Ontem entrevistei Rocco Siffredi, um dos maiores astros pornô do mundo, durante a gravação de seu novo filme que está sendo rodado no Rio (ele não atua, apenas dirige). Vou confessar: foi divertido, mas bizarro.

O curioso é que o Rocco em si é um cara sério, até meio antipático na primeira impressão, de discurso conciso e oratória clara, assertiva. Nada de termos chulos ou sessões intermináveis de descrições sexuais como se pode pensar. Discutimos o moralismo católico, o pudor que ainda assola a humanidade, a hipocrisia que permeia a sociedade e outros temas pouco imagináveis na conversa com um ator pornô conhecido por suas façanhas em traseiros alheios. O bizarro foi perceber como é broxante o bastidor de um filme desse. E bota broxante nisso.

Claro que no começo do dia foi engraçado ver aqueles homens e travestis passeando pelados e de pau duro pela cozinha, tomando café da manhã com Viagra e aparando os pêlos para que a câmera conseguisse captar cada centímetro de todos os tipos de penetração--- não é exatamente uma cena cotidiana pra mim.

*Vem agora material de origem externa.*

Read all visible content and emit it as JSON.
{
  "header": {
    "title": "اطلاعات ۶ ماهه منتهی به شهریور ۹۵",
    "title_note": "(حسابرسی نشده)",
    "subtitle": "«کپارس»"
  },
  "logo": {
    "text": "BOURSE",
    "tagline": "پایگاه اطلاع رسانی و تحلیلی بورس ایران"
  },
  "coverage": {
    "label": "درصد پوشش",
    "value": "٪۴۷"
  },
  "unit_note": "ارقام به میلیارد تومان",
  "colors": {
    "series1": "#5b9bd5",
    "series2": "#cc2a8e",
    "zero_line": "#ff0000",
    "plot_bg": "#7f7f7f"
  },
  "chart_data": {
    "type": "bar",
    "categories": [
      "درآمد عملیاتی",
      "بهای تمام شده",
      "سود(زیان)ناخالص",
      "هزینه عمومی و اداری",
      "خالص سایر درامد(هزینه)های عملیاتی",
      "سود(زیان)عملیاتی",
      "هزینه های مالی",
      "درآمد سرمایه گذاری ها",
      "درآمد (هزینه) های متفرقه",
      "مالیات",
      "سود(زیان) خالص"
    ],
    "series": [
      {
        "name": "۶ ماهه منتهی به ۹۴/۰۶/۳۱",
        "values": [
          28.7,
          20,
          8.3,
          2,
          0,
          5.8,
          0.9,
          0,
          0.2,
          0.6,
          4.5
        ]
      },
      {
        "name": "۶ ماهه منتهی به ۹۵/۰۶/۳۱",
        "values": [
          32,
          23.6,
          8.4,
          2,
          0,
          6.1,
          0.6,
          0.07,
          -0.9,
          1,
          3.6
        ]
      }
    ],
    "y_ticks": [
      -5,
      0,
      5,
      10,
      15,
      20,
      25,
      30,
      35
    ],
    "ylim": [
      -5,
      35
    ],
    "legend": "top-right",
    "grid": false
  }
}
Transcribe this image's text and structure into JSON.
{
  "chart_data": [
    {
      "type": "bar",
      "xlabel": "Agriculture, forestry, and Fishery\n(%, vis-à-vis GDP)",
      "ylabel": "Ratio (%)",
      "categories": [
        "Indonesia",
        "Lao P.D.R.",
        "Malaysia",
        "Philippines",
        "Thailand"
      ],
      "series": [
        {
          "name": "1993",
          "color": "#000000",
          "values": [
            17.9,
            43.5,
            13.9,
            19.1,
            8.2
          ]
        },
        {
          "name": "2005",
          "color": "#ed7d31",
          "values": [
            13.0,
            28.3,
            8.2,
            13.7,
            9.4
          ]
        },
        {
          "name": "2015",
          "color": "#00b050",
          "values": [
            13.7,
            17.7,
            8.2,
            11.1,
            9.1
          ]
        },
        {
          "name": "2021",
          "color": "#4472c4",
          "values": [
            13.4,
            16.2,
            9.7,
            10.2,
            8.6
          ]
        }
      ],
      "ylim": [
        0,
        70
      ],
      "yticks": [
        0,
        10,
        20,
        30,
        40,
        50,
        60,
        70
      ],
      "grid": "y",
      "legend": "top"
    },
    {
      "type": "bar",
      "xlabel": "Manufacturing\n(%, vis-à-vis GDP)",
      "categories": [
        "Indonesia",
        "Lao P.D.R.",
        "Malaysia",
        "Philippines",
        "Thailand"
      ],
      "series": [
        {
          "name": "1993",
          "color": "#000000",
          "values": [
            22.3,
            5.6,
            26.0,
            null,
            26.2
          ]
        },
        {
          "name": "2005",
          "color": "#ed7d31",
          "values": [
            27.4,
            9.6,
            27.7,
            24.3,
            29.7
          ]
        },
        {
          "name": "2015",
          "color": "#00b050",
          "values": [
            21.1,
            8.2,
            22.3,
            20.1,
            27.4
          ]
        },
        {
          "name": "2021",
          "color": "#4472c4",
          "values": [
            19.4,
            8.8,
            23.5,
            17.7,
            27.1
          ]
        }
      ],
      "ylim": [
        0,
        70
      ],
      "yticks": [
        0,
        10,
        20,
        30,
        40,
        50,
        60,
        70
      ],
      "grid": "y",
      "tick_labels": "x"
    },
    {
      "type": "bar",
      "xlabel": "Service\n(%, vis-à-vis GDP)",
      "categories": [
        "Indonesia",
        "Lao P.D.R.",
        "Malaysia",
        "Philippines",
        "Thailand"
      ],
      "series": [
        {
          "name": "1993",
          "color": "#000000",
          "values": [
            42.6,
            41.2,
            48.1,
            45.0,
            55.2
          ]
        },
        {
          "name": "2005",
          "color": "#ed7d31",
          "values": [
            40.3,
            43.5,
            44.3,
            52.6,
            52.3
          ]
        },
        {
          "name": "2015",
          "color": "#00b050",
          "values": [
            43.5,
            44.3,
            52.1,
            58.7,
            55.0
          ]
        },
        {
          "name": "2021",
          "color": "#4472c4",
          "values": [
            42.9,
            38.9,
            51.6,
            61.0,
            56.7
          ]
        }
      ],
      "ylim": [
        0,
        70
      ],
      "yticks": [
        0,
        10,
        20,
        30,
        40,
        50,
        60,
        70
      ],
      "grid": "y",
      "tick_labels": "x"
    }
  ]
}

Mas no decorrer das horas é inevitável não sentir uma certa deprê com aqueles corpos se atracando no sofá da sala, fingindo um prazer inexistente, simulando caras de êxtase e gemidos absurdos.

Por um lado aquele ambiente é libertário, detona qualquer preconceito, mas cria outro, talvez até mais complicado do que a visão puritana, de que o corpo é algo desprovido de qualquer item que não seja material, de que colocando camisinha tudo vale e é legal. De que o corpo não tem uma alma que talvez de sinta mal em estar sendo subjugada e colocada de lado durante os momentos em que aqueles seres se tornam apenas acrobatas sexuais.

Se sexo é deprimente? Não, pelo contrário. Mas não consigo ver nada de bonito em transformá-lo numa coisa inócua, com objetivo de ser eficaz na masturbação alheia.

Não consigo acreditar que alguém possa ser feliz trepando com todo mundo e qualquer um, escancarando o rabo pra uma câmera, só para ganhar míseros 500 reais.

Mas tudo é uma questão de escolha e, claro, posso estar completamente enganada.